Originally published July 24, 2007 at 12:00 AM | Page modified July 24, 2007 at 2:01 AM
Expedia slashes buyback program
Expedia stock tumbled 9. 1 percent Monday after the Internet travel agency slashed plans to buy back shares because it can't get acceptable...
Bloomberg News
Expedia stock tumbled 9.1 percent Monday after the Internet travel agency slashed plans to buy back shares because it can't get acceptable financing.
The stock declined $2.68 to $26.71 Monday, the biggest drop since May 12, 2006.
The Bellevue company led by Chairman Barry Diller said it now will repurchase 25 million shares, or 8 percent of its common stock, compared with the original plan to buy back as many as 116.7 million shares, or about 38 percent of its outstanding stock.
Expedia will use existing bank credit to repurchase the shares for $27.50 to $30 each under a tender offer that expires Aug 8.
The June 19 announcement of the original plan had pushed Expedia shares up $3.64, or 14.3 percent — its biggest one-day gain since the company went public in 2005.

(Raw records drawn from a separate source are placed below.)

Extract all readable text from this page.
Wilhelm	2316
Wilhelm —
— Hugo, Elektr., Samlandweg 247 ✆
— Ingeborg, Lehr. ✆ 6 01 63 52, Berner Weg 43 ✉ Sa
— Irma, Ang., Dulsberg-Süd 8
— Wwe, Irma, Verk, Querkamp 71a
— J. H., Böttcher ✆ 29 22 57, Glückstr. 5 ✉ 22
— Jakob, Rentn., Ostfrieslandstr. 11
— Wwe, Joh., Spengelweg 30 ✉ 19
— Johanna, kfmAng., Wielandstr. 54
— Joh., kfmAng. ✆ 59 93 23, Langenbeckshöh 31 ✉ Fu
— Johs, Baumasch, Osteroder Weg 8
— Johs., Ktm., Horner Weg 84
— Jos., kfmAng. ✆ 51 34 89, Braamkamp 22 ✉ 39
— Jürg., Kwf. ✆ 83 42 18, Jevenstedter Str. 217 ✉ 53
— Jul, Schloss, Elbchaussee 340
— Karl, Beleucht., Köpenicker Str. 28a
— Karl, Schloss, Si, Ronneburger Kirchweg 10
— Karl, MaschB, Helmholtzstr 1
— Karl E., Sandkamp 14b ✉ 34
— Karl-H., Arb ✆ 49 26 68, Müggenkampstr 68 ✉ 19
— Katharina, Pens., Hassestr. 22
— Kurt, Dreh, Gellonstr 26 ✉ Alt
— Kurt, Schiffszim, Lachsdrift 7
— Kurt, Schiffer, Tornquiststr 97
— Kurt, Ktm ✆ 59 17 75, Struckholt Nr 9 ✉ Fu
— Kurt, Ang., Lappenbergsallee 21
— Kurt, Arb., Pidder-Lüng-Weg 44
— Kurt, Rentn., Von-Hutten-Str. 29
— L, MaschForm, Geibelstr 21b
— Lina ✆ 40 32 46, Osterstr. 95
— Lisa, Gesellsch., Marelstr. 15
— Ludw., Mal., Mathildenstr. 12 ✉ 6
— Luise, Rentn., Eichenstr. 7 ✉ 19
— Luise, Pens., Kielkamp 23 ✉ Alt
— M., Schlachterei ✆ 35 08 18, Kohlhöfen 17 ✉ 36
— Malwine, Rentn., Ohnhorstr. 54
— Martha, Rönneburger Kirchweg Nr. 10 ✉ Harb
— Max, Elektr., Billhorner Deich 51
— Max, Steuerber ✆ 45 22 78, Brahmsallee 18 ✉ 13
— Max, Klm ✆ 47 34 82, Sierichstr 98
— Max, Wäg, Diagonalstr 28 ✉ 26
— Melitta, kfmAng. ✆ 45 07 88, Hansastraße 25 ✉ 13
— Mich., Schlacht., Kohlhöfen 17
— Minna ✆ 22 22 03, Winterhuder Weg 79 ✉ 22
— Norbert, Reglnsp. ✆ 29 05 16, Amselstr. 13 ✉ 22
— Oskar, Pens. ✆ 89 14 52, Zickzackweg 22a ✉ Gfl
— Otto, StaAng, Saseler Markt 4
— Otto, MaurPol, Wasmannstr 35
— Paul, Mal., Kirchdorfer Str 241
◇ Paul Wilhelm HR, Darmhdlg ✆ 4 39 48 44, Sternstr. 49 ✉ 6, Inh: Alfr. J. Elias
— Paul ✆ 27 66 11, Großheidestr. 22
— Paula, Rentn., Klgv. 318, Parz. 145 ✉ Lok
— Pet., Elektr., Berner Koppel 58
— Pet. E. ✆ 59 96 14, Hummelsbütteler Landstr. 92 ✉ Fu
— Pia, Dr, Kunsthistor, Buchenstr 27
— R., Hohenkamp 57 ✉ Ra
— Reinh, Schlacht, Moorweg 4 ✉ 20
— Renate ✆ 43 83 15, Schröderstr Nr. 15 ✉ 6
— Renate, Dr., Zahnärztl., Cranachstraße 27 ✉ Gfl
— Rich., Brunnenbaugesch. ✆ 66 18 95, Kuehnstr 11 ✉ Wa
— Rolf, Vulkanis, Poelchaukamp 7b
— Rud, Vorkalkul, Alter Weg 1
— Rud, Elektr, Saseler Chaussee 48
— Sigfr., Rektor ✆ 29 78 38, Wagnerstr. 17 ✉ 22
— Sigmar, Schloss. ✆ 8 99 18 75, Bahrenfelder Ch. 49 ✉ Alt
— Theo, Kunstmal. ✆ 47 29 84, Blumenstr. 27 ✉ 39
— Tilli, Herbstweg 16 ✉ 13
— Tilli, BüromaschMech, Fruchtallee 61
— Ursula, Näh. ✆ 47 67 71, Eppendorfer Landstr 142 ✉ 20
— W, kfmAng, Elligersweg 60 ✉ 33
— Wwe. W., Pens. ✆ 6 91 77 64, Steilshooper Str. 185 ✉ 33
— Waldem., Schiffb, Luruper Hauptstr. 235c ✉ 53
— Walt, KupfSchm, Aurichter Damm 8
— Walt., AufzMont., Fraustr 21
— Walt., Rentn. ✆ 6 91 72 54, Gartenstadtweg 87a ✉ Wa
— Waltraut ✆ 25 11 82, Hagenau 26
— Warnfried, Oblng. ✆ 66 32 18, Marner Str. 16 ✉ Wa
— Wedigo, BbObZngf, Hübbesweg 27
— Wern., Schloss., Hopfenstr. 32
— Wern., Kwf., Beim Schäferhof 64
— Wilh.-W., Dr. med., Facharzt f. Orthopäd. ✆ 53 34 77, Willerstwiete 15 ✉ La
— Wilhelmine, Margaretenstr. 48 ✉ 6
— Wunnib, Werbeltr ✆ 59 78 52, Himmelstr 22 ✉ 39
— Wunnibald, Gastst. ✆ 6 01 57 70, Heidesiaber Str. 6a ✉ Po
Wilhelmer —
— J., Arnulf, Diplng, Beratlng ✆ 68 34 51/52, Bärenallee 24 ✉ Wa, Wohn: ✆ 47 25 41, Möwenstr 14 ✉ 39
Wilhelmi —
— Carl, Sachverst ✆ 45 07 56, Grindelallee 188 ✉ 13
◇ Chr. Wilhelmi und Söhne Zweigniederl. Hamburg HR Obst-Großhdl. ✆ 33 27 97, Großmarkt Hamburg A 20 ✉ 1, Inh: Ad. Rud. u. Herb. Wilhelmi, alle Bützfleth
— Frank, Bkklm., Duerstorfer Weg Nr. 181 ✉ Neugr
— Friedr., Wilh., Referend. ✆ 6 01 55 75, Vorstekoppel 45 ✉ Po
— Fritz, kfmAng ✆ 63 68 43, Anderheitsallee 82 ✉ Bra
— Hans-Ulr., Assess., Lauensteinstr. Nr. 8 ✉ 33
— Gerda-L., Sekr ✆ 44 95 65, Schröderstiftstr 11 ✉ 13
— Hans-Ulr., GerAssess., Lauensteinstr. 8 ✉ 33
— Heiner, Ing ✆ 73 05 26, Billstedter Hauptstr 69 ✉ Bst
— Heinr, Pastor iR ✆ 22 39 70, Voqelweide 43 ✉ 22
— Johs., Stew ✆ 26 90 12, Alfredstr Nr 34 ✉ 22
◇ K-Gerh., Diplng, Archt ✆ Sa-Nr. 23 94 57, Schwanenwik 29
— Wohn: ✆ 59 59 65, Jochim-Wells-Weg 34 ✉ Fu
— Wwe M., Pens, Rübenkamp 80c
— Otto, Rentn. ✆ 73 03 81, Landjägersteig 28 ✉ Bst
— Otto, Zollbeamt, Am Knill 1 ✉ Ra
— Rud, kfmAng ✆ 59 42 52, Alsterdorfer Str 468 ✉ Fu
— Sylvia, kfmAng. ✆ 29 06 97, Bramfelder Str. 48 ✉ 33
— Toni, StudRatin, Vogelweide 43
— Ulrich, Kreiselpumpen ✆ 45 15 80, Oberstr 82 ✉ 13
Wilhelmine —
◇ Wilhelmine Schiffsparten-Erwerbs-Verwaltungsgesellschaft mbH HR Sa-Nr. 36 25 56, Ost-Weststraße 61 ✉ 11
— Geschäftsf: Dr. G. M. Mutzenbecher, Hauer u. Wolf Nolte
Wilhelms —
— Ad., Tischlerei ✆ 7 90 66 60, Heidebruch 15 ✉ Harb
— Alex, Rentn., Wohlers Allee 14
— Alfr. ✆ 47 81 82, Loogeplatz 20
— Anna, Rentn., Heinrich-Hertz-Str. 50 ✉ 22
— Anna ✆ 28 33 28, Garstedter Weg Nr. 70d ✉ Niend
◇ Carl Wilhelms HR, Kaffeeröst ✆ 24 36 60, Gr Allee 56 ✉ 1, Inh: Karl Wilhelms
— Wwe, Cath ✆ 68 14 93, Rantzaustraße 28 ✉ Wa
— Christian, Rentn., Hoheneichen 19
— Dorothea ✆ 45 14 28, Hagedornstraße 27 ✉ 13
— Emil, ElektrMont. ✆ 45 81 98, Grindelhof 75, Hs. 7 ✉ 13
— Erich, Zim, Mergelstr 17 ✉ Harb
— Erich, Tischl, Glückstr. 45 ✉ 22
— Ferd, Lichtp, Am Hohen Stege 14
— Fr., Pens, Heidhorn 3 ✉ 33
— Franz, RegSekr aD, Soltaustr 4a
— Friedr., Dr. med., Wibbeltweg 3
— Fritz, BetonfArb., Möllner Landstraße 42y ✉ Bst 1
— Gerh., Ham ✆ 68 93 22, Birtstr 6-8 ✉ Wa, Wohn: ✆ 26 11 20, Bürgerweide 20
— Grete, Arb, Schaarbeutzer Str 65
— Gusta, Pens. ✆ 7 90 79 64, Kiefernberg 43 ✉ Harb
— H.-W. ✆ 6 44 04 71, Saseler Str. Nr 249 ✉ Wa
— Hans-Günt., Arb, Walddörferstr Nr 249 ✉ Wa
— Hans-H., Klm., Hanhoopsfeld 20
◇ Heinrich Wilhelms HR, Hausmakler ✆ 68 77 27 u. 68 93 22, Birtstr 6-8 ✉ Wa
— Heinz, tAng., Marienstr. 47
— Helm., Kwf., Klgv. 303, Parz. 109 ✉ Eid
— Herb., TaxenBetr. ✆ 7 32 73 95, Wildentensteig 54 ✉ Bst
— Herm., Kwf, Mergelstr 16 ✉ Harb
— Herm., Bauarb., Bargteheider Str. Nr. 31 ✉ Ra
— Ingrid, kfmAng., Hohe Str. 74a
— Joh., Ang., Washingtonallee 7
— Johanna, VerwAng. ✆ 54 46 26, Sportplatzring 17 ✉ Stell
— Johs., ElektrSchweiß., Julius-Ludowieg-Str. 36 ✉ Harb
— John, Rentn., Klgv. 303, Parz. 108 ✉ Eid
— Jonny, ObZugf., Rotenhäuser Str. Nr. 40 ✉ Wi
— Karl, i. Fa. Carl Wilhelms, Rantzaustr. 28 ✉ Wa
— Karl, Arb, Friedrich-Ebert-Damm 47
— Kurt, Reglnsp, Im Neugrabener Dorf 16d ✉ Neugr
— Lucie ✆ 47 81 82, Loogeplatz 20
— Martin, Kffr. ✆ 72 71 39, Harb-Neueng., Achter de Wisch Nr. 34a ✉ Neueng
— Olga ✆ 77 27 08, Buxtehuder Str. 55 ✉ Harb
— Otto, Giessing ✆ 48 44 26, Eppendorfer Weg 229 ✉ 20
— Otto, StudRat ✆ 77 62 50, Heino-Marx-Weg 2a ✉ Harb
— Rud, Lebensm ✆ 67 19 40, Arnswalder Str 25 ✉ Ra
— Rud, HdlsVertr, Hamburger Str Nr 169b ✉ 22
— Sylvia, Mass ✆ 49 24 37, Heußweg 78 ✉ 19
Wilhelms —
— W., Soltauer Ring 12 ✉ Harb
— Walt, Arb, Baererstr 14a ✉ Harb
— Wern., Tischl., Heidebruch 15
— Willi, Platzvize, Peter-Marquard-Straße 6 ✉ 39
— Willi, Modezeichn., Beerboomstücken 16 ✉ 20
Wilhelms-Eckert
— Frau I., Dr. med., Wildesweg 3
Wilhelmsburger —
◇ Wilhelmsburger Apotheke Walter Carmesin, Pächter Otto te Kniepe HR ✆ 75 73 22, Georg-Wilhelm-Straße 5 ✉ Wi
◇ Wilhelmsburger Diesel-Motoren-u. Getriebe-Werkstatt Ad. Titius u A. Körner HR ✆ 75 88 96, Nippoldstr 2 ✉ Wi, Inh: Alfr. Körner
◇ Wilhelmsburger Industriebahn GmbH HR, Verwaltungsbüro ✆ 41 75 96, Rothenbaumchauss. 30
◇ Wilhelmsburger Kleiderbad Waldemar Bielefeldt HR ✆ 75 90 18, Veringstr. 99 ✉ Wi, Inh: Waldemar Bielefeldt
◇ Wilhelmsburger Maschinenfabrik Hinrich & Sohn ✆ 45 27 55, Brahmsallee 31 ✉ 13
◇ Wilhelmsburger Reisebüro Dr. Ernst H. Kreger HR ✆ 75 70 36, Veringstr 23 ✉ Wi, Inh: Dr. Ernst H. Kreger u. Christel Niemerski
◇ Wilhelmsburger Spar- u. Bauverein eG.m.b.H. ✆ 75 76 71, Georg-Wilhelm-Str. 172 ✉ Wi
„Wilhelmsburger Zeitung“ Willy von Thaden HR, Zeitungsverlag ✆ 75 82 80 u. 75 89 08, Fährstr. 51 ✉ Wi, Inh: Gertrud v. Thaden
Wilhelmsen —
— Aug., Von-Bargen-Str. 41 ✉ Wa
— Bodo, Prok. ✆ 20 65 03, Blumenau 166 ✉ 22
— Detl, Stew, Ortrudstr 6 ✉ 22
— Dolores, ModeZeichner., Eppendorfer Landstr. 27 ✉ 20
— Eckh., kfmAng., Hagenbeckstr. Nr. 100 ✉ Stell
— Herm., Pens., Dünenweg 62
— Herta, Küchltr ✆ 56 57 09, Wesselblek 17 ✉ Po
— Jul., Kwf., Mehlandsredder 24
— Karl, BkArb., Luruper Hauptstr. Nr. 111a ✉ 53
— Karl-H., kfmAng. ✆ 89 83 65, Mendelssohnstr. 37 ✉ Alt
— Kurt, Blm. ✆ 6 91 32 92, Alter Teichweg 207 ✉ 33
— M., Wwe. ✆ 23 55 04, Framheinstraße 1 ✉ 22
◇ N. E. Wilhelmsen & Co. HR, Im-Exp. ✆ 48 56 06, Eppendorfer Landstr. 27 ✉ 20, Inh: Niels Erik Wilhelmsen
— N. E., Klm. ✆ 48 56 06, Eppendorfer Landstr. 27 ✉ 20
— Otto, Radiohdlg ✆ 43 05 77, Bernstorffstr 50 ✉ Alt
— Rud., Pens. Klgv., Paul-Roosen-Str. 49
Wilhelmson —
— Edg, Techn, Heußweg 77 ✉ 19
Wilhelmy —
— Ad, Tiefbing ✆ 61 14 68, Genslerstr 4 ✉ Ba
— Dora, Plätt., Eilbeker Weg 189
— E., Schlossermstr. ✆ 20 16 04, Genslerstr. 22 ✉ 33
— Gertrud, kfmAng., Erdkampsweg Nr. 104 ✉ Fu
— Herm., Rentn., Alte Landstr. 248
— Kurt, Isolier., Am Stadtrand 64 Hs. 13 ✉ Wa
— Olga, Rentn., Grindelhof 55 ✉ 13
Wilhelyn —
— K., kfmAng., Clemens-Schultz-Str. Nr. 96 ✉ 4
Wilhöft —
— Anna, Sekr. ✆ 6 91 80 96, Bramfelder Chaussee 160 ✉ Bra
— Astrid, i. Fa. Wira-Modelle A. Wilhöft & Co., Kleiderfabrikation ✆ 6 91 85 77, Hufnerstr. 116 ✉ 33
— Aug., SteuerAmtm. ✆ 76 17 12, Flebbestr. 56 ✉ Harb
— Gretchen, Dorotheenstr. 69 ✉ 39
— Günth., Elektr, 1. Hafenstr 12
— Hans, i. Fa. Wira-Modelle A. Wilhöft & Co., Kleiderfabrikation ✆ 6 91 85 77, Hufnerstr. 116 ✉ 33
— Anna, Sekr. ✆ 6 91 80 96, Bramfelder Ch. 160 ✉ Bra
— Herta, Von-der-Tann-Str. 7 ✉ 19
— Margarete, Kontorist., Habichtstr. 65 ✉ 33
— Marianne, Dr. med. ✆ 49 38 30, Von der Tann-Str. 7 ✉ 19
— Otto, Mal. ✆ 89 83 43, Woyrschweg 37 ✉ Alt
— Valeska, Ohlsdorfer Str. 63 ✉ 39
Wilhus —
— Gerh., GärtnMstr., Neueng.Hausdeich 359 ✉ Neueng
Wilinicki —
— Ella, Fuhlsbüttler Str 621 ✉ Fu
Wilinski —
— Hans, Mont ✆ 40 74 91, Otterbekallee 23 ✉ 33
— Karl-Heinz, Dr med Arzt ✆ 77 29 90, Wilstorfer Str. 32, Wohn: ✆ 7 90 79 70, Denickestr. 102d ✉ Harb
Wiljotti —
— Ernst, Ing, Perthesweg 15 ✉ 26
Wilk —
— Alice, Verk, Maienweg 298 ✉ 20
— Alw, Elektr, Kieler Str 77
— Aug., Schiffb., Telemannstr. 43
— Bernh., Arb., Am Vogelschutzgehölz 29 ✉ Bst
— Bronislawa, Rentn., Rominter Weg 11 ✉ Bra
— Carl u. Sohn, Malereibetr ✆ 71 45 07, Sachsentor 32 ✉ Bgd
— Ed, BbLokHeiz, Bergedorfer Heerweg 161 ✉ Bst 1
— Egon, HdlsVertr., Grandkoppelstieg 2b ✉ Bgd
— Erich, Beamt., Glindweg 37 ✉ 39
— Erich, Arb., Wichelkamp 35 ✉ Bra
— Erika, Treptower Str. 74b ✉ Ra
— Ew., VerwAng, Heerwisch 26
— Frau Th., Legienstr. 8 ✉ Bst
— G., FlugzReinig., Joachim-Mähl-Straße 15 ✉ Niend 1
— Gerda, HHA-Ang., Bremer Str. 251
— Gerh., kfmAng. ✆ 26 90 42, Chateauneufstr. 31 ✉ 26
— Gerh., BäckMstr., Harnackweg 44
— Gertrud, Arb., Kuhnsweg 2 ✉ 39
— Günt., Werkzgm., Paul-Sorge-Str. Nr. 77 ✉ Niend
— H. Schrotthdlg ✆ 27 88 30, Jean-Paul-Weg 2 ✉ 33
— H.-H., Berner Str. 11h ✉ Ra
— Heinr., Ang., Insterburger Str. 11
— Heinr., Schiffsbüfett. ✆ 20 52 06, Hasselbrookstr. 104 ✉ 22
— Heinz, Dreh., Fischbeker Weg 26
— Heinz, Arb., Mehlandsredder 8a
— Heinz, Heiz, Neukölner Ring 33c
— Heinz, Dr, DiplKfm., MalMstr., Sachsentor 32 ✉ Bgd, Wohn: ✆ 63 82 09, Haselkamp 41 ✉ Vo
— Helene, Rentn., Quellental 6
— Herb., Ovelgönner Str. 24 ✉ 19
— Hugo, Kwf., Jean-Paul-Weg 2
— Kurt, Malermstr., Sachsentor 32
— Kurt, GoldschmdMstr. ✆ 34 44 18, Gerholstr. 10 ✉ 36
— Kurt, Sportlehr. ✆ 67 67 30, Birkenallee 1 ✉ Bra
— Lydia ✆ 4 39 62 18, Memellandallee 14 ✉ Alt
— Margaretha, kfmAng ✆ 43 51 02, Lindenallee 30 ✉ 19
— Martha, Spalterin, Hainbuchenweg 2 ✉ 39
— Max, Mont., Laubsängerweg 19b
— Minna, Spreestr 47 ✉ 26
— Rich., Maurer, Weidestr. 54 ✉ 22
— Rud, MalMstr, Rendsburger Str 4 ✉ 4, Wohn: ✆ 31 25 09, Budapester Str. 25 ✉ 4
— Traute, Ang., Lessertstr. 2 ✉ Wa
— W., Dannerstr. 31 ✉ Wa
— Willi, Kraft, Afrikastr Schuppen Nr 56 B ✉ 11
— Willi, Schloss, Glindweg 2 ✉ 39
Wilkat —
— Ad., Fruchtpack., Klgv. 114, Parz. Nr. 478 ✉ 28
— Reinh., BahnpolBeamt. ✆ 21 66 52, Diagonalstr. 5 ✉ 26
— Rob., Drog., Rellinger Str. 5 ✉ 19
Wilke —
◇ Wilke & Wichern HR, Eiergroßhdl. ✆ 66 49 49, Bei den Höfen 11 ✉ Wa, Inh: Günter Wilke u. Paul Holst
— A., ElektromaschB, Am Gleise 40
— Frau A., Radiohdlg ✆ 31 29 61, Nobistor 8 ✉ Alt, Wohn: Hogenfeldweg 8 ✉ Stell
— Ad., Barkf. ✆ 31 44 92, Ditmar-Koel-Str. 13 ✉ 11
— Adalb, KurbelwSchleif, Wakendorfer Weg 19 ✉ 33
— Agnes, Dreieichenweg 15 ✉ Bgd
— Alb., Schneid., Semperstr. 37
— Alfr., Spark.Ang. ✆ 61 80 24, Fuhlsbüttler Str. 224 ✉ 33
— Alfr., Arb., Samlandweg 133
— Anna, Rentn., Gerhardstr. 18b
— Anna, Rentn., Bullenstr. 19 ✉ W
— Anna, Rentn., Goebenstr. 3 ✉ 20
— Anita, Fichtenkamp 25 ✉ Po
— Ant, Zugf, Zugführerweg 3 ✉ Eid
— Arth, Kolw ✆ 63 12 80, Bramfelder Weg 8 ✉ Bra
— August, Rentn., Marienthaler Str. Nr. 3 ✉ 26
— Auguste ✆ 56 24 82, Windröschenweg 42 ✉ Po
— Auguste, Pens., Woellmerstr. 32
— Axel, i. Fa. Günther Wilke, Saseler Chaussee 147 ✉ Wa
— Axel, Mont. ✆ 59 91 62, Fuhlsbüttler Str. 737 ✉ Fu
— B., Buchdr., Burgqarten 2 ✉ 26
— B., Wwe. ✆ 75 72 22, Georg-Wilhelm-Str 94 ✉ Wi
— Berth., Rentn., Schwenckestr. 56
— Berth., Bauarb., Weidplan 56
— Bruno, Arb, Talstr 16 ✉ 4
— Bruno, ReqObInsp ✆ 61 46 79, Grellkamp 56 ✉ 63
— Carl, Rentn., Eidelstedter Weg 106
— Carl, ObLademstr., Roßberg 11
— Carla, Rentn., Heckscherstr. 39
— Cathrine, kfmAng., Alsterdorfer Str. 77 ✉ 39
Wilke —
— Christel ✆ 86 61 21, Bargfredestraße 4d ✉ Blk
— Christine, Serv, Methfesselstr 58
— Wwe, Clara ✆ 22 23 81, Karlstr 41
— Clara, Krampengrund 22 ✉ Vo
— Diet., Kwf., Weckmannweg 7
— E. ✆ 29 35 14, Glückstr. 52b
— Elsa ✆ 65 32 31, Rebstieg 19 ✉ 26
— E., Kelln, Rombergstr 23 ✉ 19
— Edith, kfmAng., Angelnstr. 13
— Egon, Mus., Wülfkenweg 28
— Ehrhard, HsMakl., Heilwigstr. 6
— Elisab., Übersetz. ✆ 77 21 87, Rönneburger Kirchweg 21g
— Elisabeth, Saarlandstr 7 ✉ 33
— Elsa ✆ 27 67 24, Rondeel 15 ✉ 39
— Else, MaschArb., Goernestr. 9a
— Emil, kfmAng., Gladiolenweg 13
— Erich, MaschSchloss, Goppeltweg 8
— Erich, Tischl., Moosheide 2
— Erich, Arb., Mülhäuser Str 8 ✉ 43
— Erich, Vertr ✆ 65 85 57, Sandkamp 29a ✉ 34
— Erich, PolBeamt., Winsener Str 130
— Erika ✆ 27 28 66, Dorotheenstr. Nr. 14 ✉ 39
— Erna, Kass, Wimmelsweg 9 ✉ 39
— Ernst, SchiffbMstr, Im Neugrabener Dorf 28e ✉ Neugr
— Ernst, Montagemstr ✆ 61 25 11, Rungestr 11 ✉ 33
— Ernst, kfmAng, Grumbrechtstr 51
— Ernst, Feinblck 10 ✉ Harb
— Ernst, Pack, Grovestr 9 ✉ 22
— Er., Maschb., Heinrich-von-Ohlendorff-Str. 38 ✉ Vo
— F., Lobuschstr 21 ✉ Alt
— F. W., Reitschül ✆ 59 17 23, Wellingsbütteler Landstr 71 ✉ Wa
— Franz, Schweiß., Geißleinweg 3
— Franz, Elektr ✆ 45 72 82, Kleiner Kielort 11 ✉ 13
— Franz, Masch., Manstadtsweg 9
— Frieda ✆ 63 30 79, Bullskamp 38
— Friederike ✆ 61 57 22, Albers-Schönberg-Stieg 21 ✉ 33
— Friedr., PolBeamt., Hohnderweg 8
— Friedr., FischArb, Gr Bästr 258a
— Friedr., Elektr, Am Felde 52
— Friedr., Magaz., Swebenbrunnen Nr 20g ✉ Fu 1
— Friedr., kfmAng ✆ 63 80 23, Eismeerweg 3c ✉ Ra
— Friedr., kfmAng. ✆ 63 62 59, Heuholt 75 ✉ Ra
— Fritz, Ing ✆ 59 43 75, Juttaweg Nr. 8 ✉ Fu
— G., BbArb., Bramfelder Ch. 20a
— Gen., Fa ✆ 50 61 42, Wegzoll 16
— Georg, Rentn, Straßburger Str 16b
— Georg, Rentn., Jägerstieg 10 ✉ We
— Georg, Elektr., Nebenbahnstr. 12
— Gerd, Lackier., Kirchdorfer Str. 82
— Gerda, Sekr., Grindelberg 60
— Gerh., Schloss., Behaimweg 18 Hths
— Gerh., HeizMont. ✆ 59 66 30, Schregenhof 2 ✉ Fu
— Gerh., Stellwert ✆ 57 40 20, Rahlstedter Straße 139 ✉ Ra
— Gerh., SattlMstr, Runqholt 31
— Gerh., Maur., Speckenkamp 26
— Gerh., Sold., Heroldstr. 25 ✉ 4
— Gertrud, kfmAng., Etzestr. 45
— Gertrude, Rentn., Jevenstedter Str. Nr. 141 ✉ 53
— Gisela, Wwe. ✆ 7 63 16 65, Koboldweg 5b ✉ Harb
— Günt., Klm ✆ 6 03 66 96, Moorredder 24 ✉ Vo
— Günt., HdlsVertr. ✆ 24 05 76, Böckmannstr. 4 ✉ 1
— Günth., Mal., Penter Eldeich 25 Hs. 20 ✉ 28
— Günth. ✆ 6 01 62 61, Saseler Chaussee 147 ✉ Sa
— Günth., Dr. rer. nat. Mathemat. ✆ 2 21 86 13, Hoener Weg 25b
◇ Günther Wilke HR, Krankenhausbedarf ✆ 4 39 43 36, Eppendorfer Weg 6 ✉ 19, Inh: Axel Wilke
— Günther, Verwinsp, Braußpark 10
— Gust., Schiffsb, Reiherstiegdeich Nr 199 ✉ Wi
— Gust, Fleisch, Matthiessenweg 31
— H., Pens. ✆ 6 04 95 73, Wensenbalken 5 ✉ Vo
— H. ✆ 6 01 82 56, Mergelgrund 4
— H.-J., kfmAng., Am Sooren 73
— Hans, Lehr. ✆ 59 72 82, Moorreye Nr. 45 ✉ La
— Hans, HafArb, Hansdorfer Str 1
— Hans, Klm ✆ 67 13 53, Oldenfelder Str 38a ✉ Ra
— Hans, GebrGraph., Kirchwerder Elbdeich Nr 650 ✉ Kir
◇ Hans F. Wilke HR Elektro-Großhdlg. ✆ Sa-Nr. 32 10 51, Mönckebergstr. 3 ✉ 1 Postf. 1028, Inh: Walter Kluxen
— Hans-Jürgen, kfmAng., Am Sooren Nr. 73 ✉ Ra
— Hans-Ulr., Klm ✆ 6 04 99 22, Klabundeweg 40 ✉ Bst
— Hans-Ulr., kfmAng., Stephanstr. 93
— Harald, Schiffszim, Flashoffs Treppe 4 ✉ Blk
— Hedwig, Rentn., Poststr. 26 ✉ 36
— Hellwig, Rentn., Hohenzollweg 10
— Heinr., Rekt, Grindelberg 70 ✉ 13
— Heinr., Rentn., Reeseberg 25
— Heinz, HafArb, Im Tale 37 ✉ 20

Stock repurchases reduce the number of shares on the market, which increases the value for investors who keep the stock.
Expedia, the world's largest online-travel agency, is coming up against investor skittishness about debt loads on concerns that losses from bonds backed by subprime mortgages will spread to other assets.
The company said in June that its debt may rise eightfold to $4.07 billion from financing the original plan.
"It's one more little flag that goes up that raises concern about the equity market in general," said Jean-Luc Nouzille, a Los Angeles portfolio manager at Bristlecone Value Partners, which owns Expedia shares. "Financing terms have become a lot less favorable for a lot of people."
At least 20 companies have canceled or postponed debt offerings since June 26 as credit markets grow tighter.
The extra yield investors demand to own high-risk, high-yield, or junk-rated corporate bonds has jumped 0.85 percentage point to 3.37 percentage points since the day before Expedia announced its share buyback, according to Merrill Lynch index data.
"The terms available to us in the current debt market environment were simply unacceptable," Diller said in a statement Monday.
Information from The Associated Press is included in this report.